Group of Jewish Welfare Fund Leaders Form Committee to Oppose National Budgeting

The formation of a Committee To Oppose National Budgeting was announced at a press conference today by Ezra Shapiro, president of the Jewish Community Council of Cleveland, in behalf of leaders of Jewish federations and welfare funds throughout the country which are seeking “to prevent the imposition of national budgeting upon the American Jewish community.”

Mr. Shapiro, who was named chairman of the newly formed committee, told the press conference that the new body “was organized to mobilize the overwhelming sentiment of American Jewry in opposition to any program which would give centralized autherity to a single group to determine the future of all causes, national and international, appealing for American Jewish support.” He announced that William Sylk, secretary of the Allied Jewish Appeal of Philadelphia, will serve as secretary of the new committee which, he emphasized, “will endeavor to coordinate the opposition of federations and welfare funds on the issue which will be taken up at the next General Assembly of the Council of Jewish Federations and Welfare Funds,” to be held early in 1946.

“I note,” Mr. Shapire stated, “that the Council of Jewish Federations and Welfare Funds has modified the decision of its board of directors, so that the issue of national budgeting will be presented to the next General Assembly, presumably to be held early in 1946. As a result of this action, more adequate time will be afforded to the Jewish communities of America to discuss and to decide on this problem, the most vital that has ever confronted welfare funds and one of the most serious that has ever called for the consideration of the whole of American Jewry.

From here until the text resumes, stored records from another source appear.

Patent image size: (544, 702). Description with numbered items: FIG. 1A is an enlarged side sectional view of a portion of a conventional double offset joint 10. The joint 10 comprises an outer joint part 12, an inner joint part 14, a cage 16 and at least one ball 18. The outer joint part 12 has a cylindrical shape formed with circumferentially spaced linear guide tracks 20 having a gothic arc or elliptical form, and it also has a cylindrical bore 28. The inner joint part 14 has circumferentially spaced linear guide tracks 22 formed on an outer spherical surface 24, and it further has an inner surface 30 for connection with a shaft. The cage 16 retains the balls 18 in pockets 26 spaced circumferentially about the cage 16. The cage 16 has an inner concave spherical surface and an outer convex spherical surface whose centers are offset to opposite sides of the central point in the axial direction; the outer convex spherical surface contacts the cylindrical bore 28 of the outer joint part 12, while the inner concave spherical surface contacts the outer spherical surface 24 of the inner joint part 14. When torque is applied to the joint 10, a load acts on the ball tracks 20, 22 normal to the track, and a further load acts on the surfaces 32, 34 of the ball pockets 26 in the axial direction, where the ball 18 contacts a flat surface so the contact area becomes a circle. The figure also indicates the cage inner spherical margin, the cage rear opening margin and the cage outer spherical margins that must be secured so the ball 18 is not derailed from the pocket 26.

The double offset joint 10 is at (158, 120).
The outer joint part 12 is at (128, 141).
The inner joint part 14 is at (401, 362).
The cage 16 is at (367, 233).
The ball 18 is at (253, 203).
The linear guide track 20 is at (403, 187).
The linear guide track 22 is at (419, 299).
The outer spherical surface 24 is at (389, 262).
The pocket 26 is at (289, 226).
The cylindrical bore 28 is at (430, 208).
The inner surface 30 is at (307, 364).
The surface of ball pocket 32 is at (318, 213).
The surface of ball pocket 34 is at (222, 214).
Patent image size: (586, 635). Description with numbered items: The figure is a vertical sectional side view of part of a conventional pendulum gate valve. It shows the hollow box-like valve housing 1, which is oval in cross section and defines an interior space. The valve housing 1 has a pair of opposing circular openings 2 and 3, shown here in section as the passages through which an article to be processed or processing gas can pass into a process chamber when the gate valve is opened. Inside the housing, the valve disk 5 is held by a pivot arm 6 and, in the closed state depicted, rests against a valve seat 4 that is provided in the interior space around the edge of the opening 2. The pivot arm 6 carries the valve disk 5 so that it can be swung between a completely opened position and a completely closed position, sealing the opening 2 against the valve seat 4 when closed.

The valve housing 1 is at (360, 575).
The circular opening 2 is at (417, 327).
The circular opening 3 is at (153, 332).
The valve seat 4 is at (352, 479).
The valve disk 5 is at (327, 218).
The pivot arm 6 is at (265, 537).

PRINCIPLE OF REFERENDUM IS TERMED SOUND

“However, the principle of a referendum involved in the original resolution of the board, is sound and should be followed through. Thus, every member agency of the Council should, between now and the time of the General Assembly, permit the most thorough discussion of the national budgeting proposal so that when the Assembly meets, it may record the mandate of the individual communities. In this way, the views of the Assembly may be an accurate cross-section of the views of the member agencies and not nerely individual opinions.

“The Committee To Oppose National Budgeting will proceed on the democratic assumption that the Council itself and all member agencies welcome this extended opportunity for discussion of the pros and cons of national budgeting. Only by local action, registered officially and in a representative way, will any decision on national budgeting have meaning and validity.”

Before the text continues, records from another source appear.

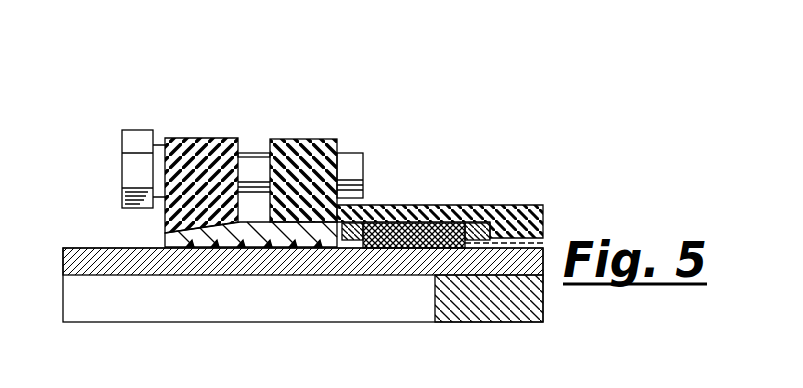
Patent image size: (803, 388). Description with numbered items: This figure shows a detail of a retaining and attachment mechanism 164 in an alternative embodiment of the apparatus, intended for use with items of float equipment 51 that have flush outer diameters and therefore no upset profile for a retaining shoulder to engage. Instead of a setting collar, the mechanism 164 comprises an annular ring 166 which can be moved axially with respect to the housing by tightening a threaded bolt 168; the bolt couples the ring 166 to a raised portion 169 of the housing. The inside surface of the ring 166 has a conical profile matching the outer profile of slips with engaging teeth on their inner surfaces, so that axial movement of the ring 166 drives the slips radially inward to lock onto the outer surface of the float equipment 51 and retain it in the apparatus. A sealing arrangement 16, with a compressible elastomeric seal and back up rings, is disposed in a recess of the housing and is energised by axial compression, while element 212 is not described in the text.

The sealing arrangement 16 is at (398, 250).
The float equipment 51 is at (192, 260).
The retaining and attachment mechanism 164 is at (100, 123).
The annular ring 166 is at (205, 138).
The threaded bolt 168 is at (259, 172).
The raised portion of the housing 169 is at (330, 139).
The cover plate 212 is at (512, 203).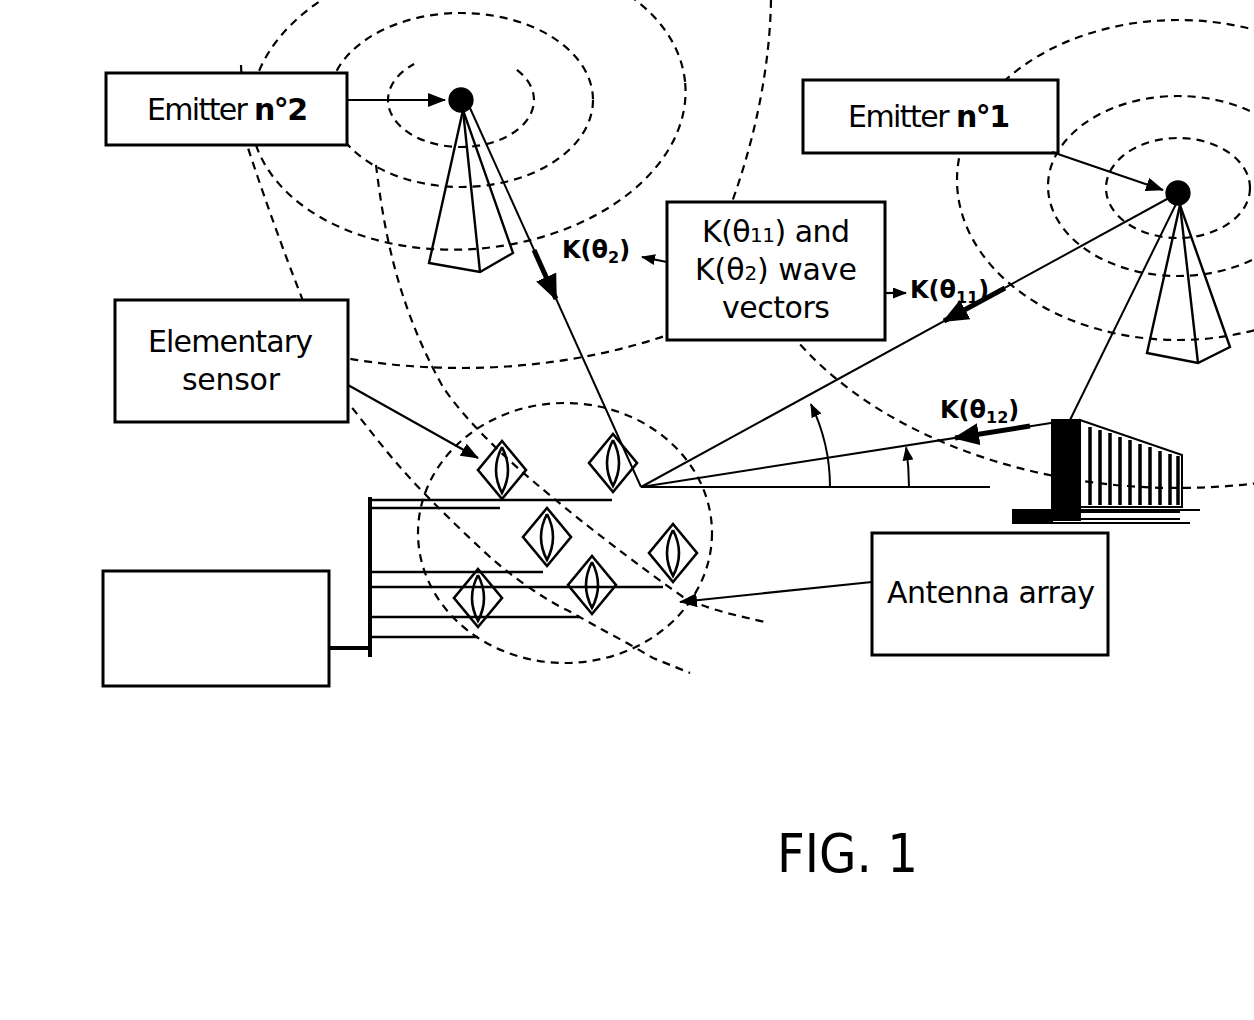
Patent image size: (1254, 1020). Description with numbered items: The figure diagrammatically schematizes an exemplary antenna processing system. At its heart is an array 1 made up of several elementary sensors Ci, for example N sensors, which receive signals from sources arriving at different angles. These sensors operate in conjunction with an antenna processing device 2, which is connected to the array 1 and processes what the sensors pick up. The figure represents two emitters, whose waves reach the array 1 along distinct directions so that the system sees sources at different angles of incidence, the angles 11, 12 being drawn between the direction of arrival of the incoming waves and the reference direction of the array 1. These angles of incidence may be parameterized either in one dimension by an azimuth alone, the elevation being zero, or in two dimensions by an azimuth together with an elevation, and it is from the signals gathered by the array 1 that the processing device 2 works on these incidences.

The array 1 is at (601, 650).
The antenna processing device 2 is at (272, 687).
The angle of arrival θ11 from emitter 1 direct path 11 is at (830, 441).
The angle of arrival θ12 from emitter 1 reflected path 12 is at (935, 467).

At a time when there is “no uniformity on basic ideologies and principles” in American Jewish life and when Jewish needs here and abroad require an expansion rather than a contraction of “the horizons of community thinking on basic Jewish problems,” it would be “the height of unwisdom to entrust the grave responsibility of far-reaching decisions to one centralized authority,” Mr. Shapiro asserted. He pointed out that the Budget Researed Committee of the Council, which was appointed in 1942 for the purpose of conducting a fact-finding survey, had voted by an overwhelming majority in opposition to national budgeting.

He declared that the program was being presented to the General Assembly of the Council for review despite the fact that the committee which had been appointed by the Council for the specific purpose of determining the value of national budgeting had rejected it by a majority vote. Another vital factor, he said, is the undesirahility of croating a situation which would “plunge American Jewry once again into violent internal controversies.”